На восьмом месяце путешествия ракета достигла скорости 100 000 километров в секунду. За каждые четыре секунды она преодолевала пространство, равное расстоянию между Луной и Землей, разметая на лету встречные световые волны, рассеивая их далеко за кормой. Ракета достигла третьей части максимально возможной в Космосе скорости, однако все световые ориентиры, по которым мы определяли свое местонахождение, оставались неподвижными. Временами мне казалось, что стоит только вдуматься в страшнейшее безразличие Вселенной по отношению к высочайшим усилиям – нашим и машин, которые мы создали для единственной цели и разогнали с такой скоростью, что они стали металлическим продолжением воли, нацеленной в одну точку, что достаточно это понять, чтобы ощутить себя раздавленным. Самого незначительного передвижения созвездий, измеряемого только микроскопическими величинами, нужно было ждать не дни, не месяцы, а годы. Мы неслись днем и ночью – когда работали, отдыхали, спали, развлекались, любили; автоматы включали двигатели, струи атомного огня вырывались из дюз, ракета ускоряла движение, пролетая уже 105, 110, 120 тысяч километров в секунду, а звезды оставались неподвижными.

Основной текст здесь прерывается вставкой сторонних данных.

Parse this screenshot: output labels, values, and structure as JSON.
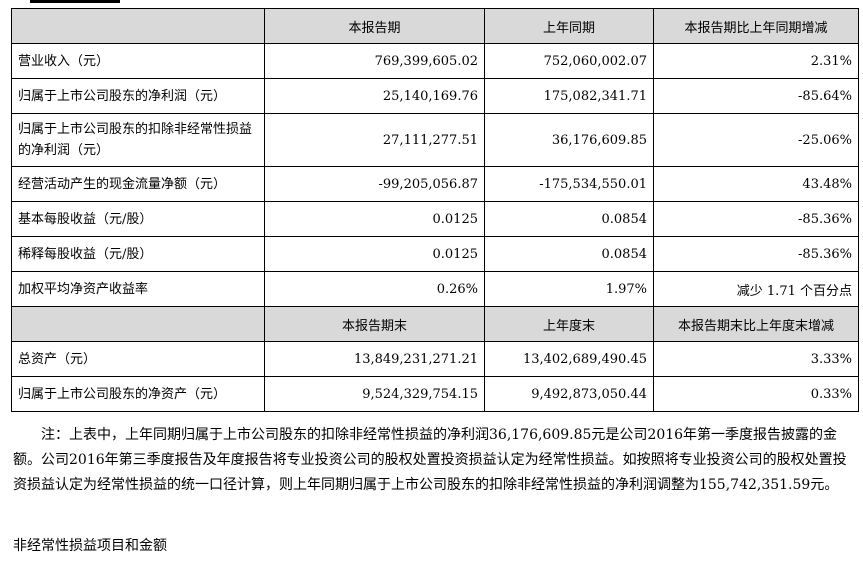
{
  "header": {
    "col1": "本报告期",
    "col2": "上年同期",
    "col3": "本报告期比上年同期增减"
  },
  "rows": [
    {
      "label": "营业收入（元）",
      "current": "769,399,605.02",
      "prior": "752,060,002.07",
      "change": "2.31%"
    },
    {
      "label": "归属于上市公司股东的净利润（元）",
      "current": "25,140,169.76",
      "prior": "175,082,341.71",
      "change": "-85.64%"
    },
    {
      "label": "归属于上市公司股东的扣除非经常性损益的净利润（元）",
      "current": "27,111,277.51",
      "prior": "36,176,609.85",
      "change": "-25.06%"
    },
    {
      "label": "经营活动产生的现金流量净额（元）",
      "current": "-99,205,056.87",
      "prior": "-175,534,550.01",
      "change": "43.48%"
    },
    {
      "label": "基本每股收益（元/股）",
      "current": "0.0125",
      "prior": "0.0854",
      "change": "-85.36%"
    },
    {
      "label": "稀释每股收益（元/股）",
      "current": "0.0125",
      "prior": "0.0854",
      "change": "-85.36%"
    },
    {
      "label": "加权平均净资产收益率",
      "current": "0.26%",
      "prior": "1.97%",
      "change": "减少 1.71 个百分点"
    }
  ],
  "header2": {
    "col1": "本报告期末",
    "col2": "上年度末",
    "col3": "本报告期末比上年度末增减"
  },
  "rows2": [
    {
      "label": "总资产（元）",
      "current": "13,849,231,271.21",
      "prior": "13,402,689,490.45",
      "change": "3.33%"
    },
    {
      "label": "归属于上市公司股东的净资产（元）",
      "current": "9,524,329,754.15",
      "prior": "9,492,873,050.44",
      "change": "0.33%"
    }
  ],
  "note": "注：上表中，上年同期归属于上市公司股东的扣除非经常性损益的净利润36,176,609.85元是公司2016年第一季度报告披露的金额。公司2016年第三季度报告及年度报告将专业投资公司的股权处置投资损益认定为经常性损益。如按照将专业投资公司的股权处置投资损益认定为经常性损益的统一口径计算，则上年同期归属于上市公司股东的扣除非经常性损益的净利润调整为155,742,351.59元。",
  "footer": "非经常性损益项目和金额"
}
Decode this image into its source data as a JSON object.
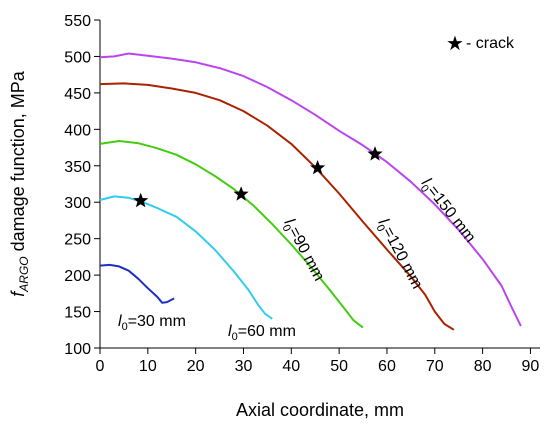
{
  "chart_data": {
    "type": "line",
    "xlabel": "Axial coordinate, mm",
    "ylabel_prefix": "f",
    "ylabel_sub": "ARGO",
    "ylabel_rest": " damage function, MPa",
    "xlim": [
      0,
      92
    ],
    "ylim": [
      100,
      550
    ],
    "xticks": [
      0,
      10,
      20,
      30,
      40,
      50,
      60,
      70,
      80,
      90
    ],
    "yticks": [
      100,
      150,
      200,
      250,
      300,
      350,
      400,
      450,
      500,
      550
    ],
    "grid": false,
    "legend": {
      "symbol": "★",
      "text": " - crack",
      "position": "top-right"
    },
    "series": [
      {
        "label_prefix": "l",
        "label_sub": "0",
        "label_rest": "=30 mm",
        "color": "#1f2fbf",
        "points": [
          [
            0,
            213
          ],
          [
            2,
            214
          ],
          [
            4,
            212
          ],
          [
            6,
            206
          ],
          [
            8,
            195
          ],
          [
            10,
            182
          ],
          [
            12,
            170
          ],
          [
            13,
            162
          ],
          [
            14,
            163
          ],
          [
            15.5,
            168
          ]
        ]
      },
      {
        "label_prefix": "l",
        "label_sub": "0",
        "label_rest": "=60 mm",
        "color": "#33ccee",
        "points": [
          [
            0,
            303
          ],
          [
            3,
            308
          ],
          [
            6,
            306
          ],
          [
            9,
            300
          ],
          [
            12,
            292
          ],
          [
            16,
            280
          ],
          [
            20,
            260
          ],
          [
            24,
            235
          ],
          [
            28,
            205
          ],
          [
            31,
            180
          ],
          [
            33,
            160
          ],
          [
            34.5,
            147
          ],
          [
            36,
            140
          ]
        ]
      },
      {
        "label_prefix": "l",
        "label_sub": "0",
        "label_rest": "=90 mm",
        "color": "#44cc11",
        "points": [
          [
            0,
            380
          ],
          [
            4,
            384
          ],
          [
            8,
            381
          ],
          [
            12,
            374
          ],
          [
            16,
            365
          ],
          [
            20,
            352
          ],
          [
            24,
            336
          ],
          [
            28,
            318
          ],
          [
            32,
            296
          ],
          [
            36,
            270
          ],
          [
            40,
            242
          ],
          [
            44,
            212
          ],
          [
            48,
            180
          ],
          [
            51,
            155
          ],
          [
            53,
            138
          ],
          [
            55,
            128
          ]
        ]
      },
      {
        "label_prefix": "l",
        "label_sub": "0",
        "label_rest": "=120 mm",
        "color": "#aa2200",
        "points": [
          [
            0,
            462
          ],
          [
            5,
            463
          ],
          [
            10,
            461
          ],
          [
            15,
            456
          ],
          [
            20,
            450
          ],
          [
            25,
            440
          ],
          [
            30,
            425
          ],
          [
            35,
            405
          ],
          [
            40,
            380
          ],
          [
            45,
            348
          ],
          [
            50,
            312
          ],
          [
            55,
            273
          ],
          [
            60,
            235
          ],
          [
            65,
            198
          ],
          [
            68,
            173
          ],
          [
            70,
            150
          ],
          [
            72,
            133
          ],
          [
            74,
            125
          ]
        ]
      },
      {
        "label_prefix": "l",
        "label_sub": "0",
        "label_rest": "=150 mm",
        "color": "#bb44ee",
        "points": [
          [
            0,
            499
          ],
          [
            3,
            500
          ],
          [
            6,
            504
          ],
          [
            10,
            501
          ],
          [
            15,
            497
          ],
          [
            20,
            492
          ],
          [
            25,
            484
          ],
          [
            30,
            473
          ],
          [
            35,
            458
          ],
          [
            40,
            440
          ],
          [
            45,
            420
          ],
          [
            50,
            398
          ],
          [
            55,
            378
          ],
          [
            60,
            355
          ],
          [
            65,
            328
          ],
          [
            70,
            297
          ],
          [
            75,
            262
          ],
          [
            80,
            222
          ],
          [
            84,
            185
          ],
          [
            86,
            157
          ],
          [
            88,
            130
          ]
        ]
      }
    ],
    "crack_markers": [
      [
        8.5,
        302
      ],
      [
        29.5,
        311
      ],
      [
        45.5,
        347
      ],
      [
        57.5,
        366
      ]
    ]
  }
}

Все то новое, еще не изведанное, не пережитое, что зарождалось, глубоко и смутно тлело во мне и постоянно как бы подавлялось, усмирялось общением с людьми, долгими часами, проведенными за приемниками земной информации, но ярко вспыхивало, как угли, в минуты ночных пробуждений между концом одного и началом другого сна или во время одиноких прогулок под звездами, на рассвете – все это собралось, слилось воедино и проявилось на двести шестьдесят третий день путешествия.
Я закончил свои ежедневные занятия позже, чем всегда, и, стоя под большой араукарией на полпути между больницей и моей комнатой, думал, как убить остаток вечера. Ничего не решив, я отправился в сад.
Наверное, по чьей-то просьбе ветер в саду, в отличие от обычного, сегодня буйствовал и от его резких порывов ветви деревьев непрестанно метались и пробуждали давние сильные воспоминания. Спускались ранние весенние сумерки. В синем небе над головой плыли большие, бесформенные облака, низко опустившееся солнце то пряталось за ними, то пробивалось из-за них сквозь по-золотившиеся кромки снопами сверкающих лучей, и тогда деревья и кусты, как бы внезапно проснувшись, отбрасывали на землю длинные тени.